Determinations of antifungal susceptibilities and degree of
adherence of biofilm-grown Candida isolates were done in 96-well
microtiter plates using RPMI medium and using the semi-quantitative
XTT-reduction assay. For many years, the XTT assay has been the
mainstay for the estimation of biomass in yeast biofilms. The tetrazolium
salt XTT is intracellularly reduced to a water soluble formazan, which is
colorimetrically determined in the cell supernatant. The obtained results
showed that biofilm originated from vaginal isolates were more
complicated with high degree of adherence than those from catheters and
urinary tract infections. C. albicans cells in biofilm conditions display dramatically increased resistance to antifungal agents compared to that of
cells in planktonic conditions.
This work moved then to study the different stages and kinetic of
biofilm formation on the wells of microtiter plates over 48 hrs. The
results showed that the biofilms were highly metabolically active after the
first 12 hours but the complexity increased after (24 to 48 hrs). A marked
decrease in the complexity and the cellular density of the formed biofilm
when exposing C. albicans to planktonic subinhibitory levels of
antifungal agents and these results may point to approaches for preventive
or prophylactic treatment. A severe DROP in the finally formed biofilm
was obtained when adding nystatin at concentration equal to biofilm sub
SMIC50 after 3 and 6 hrs. While, there was a paradoxical rise in metabolic
activity of mature biofilms when adding nystatin after 12 or 24 hrs.
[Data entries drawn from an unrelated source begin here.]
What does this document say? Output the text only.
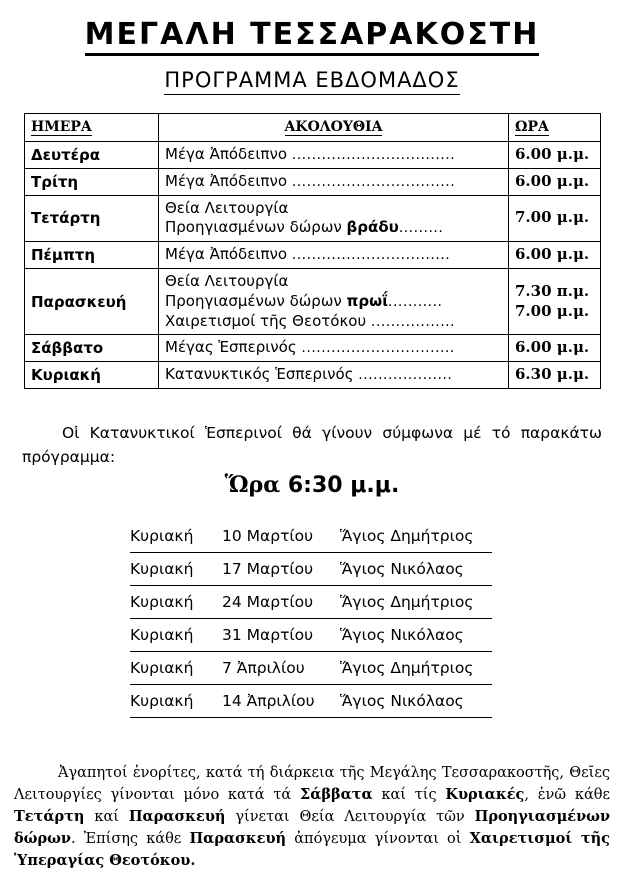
ΜΕΓΑΛΗ ΤΕΣΣΑΡΑΚΟΣΤΗ
ΠΡΟΓΡΑΜΜΑ ΕΒΔΟΜΑΔΟΣ
ΗΜΕΡΑ	ΑΚΟΛΟΥΘΙΑ	ΩΡΑ
Δευτέρα	Μέγα Ἀπόδειπνο .................................	6.00 μ.μ.
Τρίτη	Μέγα Ἀπόδειπνο .................................	6.00 μ.μ.
Τετάρτη	Θεία Λειτουργία
Προηγιασμένων δώρων βράδυ.........	7.00 μ.μ.
Πέμπτη	Μέγα Ἀπόδειπνο ................................	6.00 μ.μ.
Παρασκευή	Θεία Λειτουργία
Προηγιασμένων δώρων πρωΐ...........
Χαιρετισμοί τῆς Θεοτόκου .................	7.30 π.μ.
7.00 μ.μ.
Σάββατο	Μέγας Ἑσπερινός ...............................	6.00 μ.μ.
Κυριακή	Κατανυκτικός Ἑσπερινός ...................	6.30 μ.μ.
Οἱ Κατανυκτικοί Ἑσπερινοί θά γίνουν σύμφωνα μέ τό παρακάτω πρόγραμμα:
Ὥρα 6:30 μ.μ.
Κυριακή	10 Μαρτίου	Ἅγιος Δημήτριος
Κυριακή	17 Μαρτίου	Ἅγιος Νικόλαος
Κυριακή	24 Μαρτίου	Ἅγιος Δημήτριος
Κυριακή	31 Μαρτίου	Ἅγιος Νικόλαος
Κυριακή	7 Ἀπριλίου	Ἅγιος Δημήτριος
Κυριακή	14 Ἀπριλίου	Ἅγιος Νικόλαος
Ἀγαπητοί ἐνορίτες, κατά τή διάρκεια τῆς Μεγάλης Τεσσαρακοστῆς, Θεῖες Λειτουργίες γίνονται μόνο κατά τά Σάββατα καί τίς Κυριακές, ἐνῶ κάθε Τετάρτη καί Παρασκευή γίνεται Θεία Λειτουργία τῶν Προηγιασμένων δώρων. Ἐπίσης κάθε Παρασκευή ἀπόγευμα γίνονται οἱ Χαιρετισμοί τῆς Ὑπεραγίας Θεοτόκου.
An investigation and evaluation of the penetration of antifungal
agents through 48-h biofilms (as a possible mechanism that may protect
microorganisms in biofilms from antibiotics) using polycarbonate
membrane filter were done. The results demonstrated that azole
antifungal agents permeated all Candida biofilms more rapidly than
terbinafine and polyene antifungal agents. Viability of biofilm cells after
exposure to antifungal agents for 24 h reveals the failure of penetrated
drug to produce complete killing of biofilm cells. Although, amphotericin
B was the least penetrant through biofilms but viable count observations
revealed that it caused the most damage to the biofilm cells in comparison
to fluconazole. These results indicate that poor drug penetration is not a
major resistance mechanism for Candida biofilms.
Scanning electron microscope (SEM) revealed that the fully mature
biofilms is produced after incubation for up to 48 hours and it is consisted
of a dense network of yeast cells. There was a wrinkled, ruptured, and
ballooning effect of the drug on yeast cells after applying nystatin in its
inhibitory concentration on 24-h biofilms.